Playing around with MoMA data (Part 2: Getting less fancy)

Preamble
So the map was all well and good, but it wasn’t actually that easy to look at carefully. In some ways it was information overload – there are ~195 countries in the world (though somewhat less are represented in the dataset), which is really too much to look at at once. So for this post, I thought we could go backwards and simplify – look at the broadest, easiest ways to look at these data, and then slowly add more complicated views.

So I’m going to go ahead and load a few libraries, and then I’m going to load the data that we already manipulated in the last post (so we don’t have to go through all that meshugganeh again). This is before I merged it with the map shapefiles, so it’s just a dataframe with every piece of art for which we have nationality information (and pieces of art with multiple artist nationalities listed twice), as well as some information about when it was acquired.

########################
# SET-UP
#######################
library(plyr)
library(ggplot2)
library(scales)
library(tidyr)
library(gridExtra)
library(plotrix)
load("/Users/isaacmaddowzimet/imaddowzimet.github.io/CleanedMoMA.Rda")

Going simple
So the very easiest way to solve the “there are too many countries in the world” problem is to group them by region. We lose a lot of information this way, but it might be easier to see what is going on (and then we can always add more complexity later).
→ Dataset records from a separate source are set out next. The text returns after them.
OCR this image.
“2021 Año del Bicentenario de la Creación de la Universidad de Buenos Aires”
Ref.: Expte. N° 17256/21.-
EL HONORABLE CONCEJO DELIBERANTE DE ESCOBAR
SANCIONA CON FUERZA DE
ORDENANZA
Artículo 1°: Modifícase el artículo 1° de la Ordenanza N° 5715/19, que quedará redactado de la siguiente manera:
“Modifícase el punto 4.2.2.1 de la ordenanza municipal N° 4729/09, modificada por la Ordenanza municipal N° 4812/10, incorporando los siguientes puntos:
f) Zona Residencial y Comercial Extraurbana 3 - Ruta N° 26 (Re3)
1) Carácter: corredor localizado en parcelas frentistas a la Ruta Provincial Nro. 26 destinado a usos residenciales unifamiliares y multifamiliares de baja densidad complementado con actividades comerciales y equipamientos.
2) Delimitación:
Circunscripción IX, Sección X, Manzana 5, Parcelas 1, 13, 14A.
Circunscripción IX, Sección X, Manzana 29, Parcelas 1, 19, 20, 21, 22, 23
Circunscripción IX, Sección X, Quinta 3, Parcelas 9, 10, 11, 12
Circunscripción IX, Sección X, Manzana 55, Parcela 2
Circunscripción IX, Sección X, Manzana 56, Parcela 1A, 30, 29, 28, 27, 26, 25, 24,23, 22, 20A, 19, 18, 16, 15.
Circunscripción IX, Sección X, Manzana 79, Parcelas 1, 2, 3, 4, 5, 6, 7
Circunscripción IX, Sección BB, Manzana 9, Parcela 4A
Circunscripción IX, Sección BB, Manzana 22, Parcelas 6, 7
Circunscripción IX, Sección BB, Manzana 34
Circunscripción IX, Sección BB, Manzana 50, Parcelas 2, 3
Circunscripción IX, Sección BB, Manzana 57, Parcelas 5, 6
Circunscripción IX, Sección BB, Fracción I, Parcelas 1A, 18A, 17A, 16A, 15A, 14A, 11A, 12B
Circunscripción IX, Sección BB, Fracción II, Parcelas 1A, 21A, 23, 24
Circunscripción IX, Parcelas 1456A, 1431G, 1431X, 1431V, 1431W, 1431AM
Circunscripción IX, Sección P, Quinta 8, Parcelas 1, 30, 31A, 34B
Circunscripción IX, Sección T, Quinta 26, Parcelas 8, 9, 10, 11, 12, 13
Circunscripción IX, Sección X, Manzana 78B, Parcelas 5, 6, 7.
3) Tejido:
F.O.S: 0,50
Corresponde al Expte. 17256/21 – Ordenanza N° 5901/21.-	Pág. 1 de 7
I pulled together a crosswalk using UN regions and subregions, which is saved here, and then merged it with my dataset.

regions       <- read.csv("/Users/isaacmaddowzimet/imaddowzimet.github.io/datamisc/ContinentCrosswalk.csv")
dfwithregions <- join(dfFinal, regions, by='Country', type='left')

After I merge, I want to check that there aren’t any orphan countries, without regions assigned to them:

orphans <- table(dfwithregions[is.na(dfwithregions$Region)          # Tabulate if region is missing
                               & !is.na(dfwithregions$Country),     # and country is not missing 
                               c("Country")])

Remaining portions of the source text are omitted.